Florence Pugh has barely shown up to the 2026 Cannes market and she already has the buzziest package on the floor. Her next one is a fantasy drama called 'The Midnight Library,' and the scramble to land it is getting loud.
What it is
Garth Davis is directing an adaptation of Matt Haig's novel about a woman caught in the space between life and death who stumbles into a library where every book holds an alternate version of her life. Big feelings, big canvas, and Pugh front and center. No shock the combination is turning heads fast.
Why buyers are swarming
- Studios in the mix: Paramount Pictures, Sony Pictures, and Focus Features are all believed to be chasing it.
- What they want: domestic rights and select international territories.
- Who is holding cards: producer-financier Studiocanal is expected to keep distribution in several of its key regions.
- The price tag: an estimated budget around $70 million.

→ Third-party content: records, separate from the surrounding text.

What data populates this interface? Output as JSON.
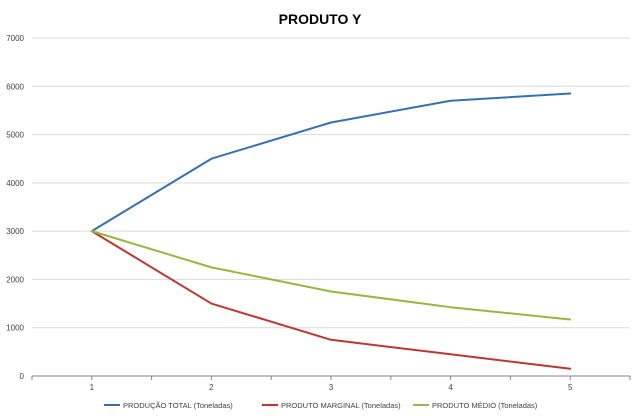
{
  "chart_data": {
    "type": "line",
    "title": "PRODUTO Y",
    "xlabel": "",
    "ylabel": "",
    "x": [
      1,
      2,
      3,
      4,
      5
    ],
    "ylim": [
      0,
      7000
    ],
    "y_ticks": [
      0,
      1000,
      2000,
      3000,
      4000,
      5000,
      6000,
      7000
    ],
    "grid": "horizontal",
    "legend_position": "bottom",
    "series": [
      {
        "name": "PRODUÇÃO TOTAL (Toneladas)",
        "color": "#3670B2",
        "values": [
          3000,
          4500,
          5250,
          5700,
          5850
        ]
      },
      {
        "name": "PRODUTO MARGINAL (Toneladas)",
        "color": "#BE3633",
        "values": [
          3000,
          1500,
          750,
          450,
          150
        ]
      },
      {
        "name": "PRODUTO MÉDIO (Toneladas)",
        "color": "#95B83F",
        "values": [
          3000,
          2250,
          1750,
          1425,
          1170
        ]
      }
    ]
  }
}
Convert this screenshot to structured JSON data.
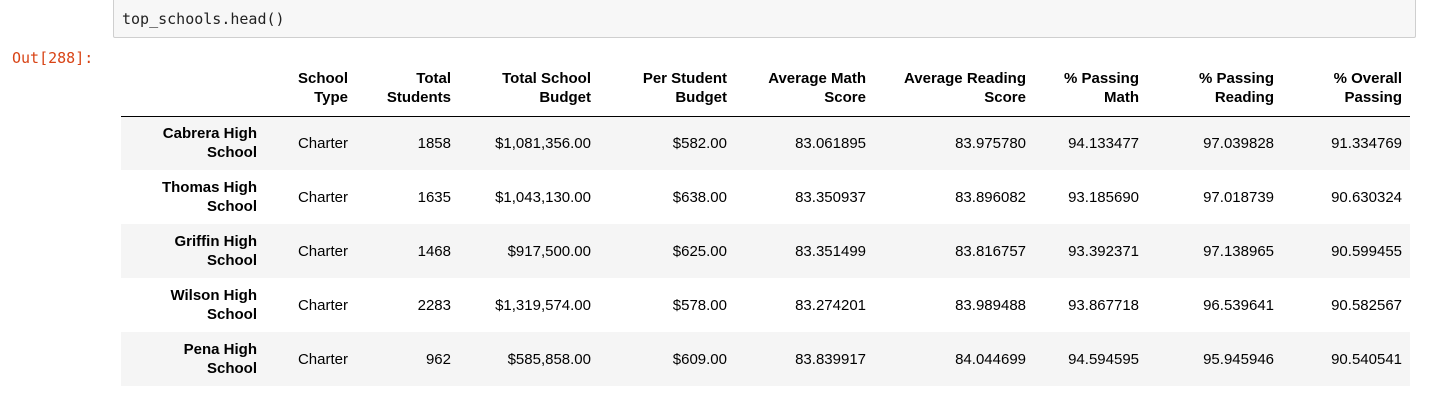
{
  "input_cell": {
    "code": "top_schools.head()"
  },
  "output": {
    "prompt": "Out[288]:"
  },
  "table": {
    "columns": [
      "",
      "School Type",
      "Total Students",
      "Total School Budget",
      "Per Student Budget",
      "Average Math Score",
      "Average Reading Score",
      "% Passing Math",
      "% Passing Reading",
      "% Overall Passing"
    ],
    "column_lines": [
      [
        "",
        ""
      ],
      [
        "School",
        "Type"
      ],
      [
        "Total",
        "Students"
      ],
      [
        "Total School",
        "Budget"
      ],
      [
        "Per Student",
        "Budget"
      ],
      [
        "Average Math",
        "Score"
      ],
      [
        "Average Reading",
        "Score"
      ],
      [
        "% Passing",
        "Math"
      ],
      [
        "% Passing",
        "Reading"
      ],
      [
        "% Overall",
        "Passing"
      ]
    ],
    "rows": [
      {
        "index": [
          "Cabrera High",
          "School"
        ],
        "cells": [
          "Charter",
          "1858",
          "$1,081,356.00",
          "$582.00",
          "83.061895",
          "83.975780",
          "94.133477",
          "97.039828",
          "91.334769"
        ]
      },
      {
        "index": [
          "Thomas High",
          "School"
        ],
        "cells": [
          "Charter",
          "1635",
          "$1,043,130.00",
          "$638.00",
          "83.350937",
          "83.896082",
          "93.185690",
          "97.018739",
          "90.630324"
        ]
      },
      {
        "index": [
          "Griffin High",
          "School"
        ],
        "cells": [
          "Charter",
          "1468",
          "$917,500.00",
          "$625.00",
          "83.351499",
          "83.816757",
          "93.392371",
          "97.138965",
          "90.599455"
        ]
      },
      {
        "index": [
          "Wilson High",
          "School"
        ],
        "cells": [
          "Charter",
          "2283",
          "$1,319,574.00",
          "$578.00",
          "83.274201",
          "83.989488",
          "93.867718",
          "96.539641",
          "90.582567"
        ]
      },
      {
        "index": [
          "Pena High",
          "School"
        ],
        "cells": [
          "Charter",
          "962",
          "$585,858.00",
          "$609.00",
          "83.839917",
          "84.044699",
          "94.594595",
          "95.945946",
          "90.540541"
        ]
      }
    ]
  },
  "colors": {
    "prompt_out": "#d84315",
    "input_bg": "#f7f7f7",
    "row_stripe": "#f5f5f5"
  }
}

- The vibe: it's already sparked a serious bidding war and is tracking to be one of the biggest deals to come out of Cannes this year.
Why the heat now
Pugh's schedule has been expanding with both film and streaming work, and this slots right into that momentum. Add Davis behind the camera and a high-concept premise with mainstream reach, and you get exactly the kind of market package that makes buyers sharpen their pencils.
Bottom line
'The Midnight Library' is the early market rocket: a star-led, emotionally loaded fantasy with scale, a clear hook, and multiple heavyweights trying to plant their flag. Expect this one to set off fireworks before Cannes wraps.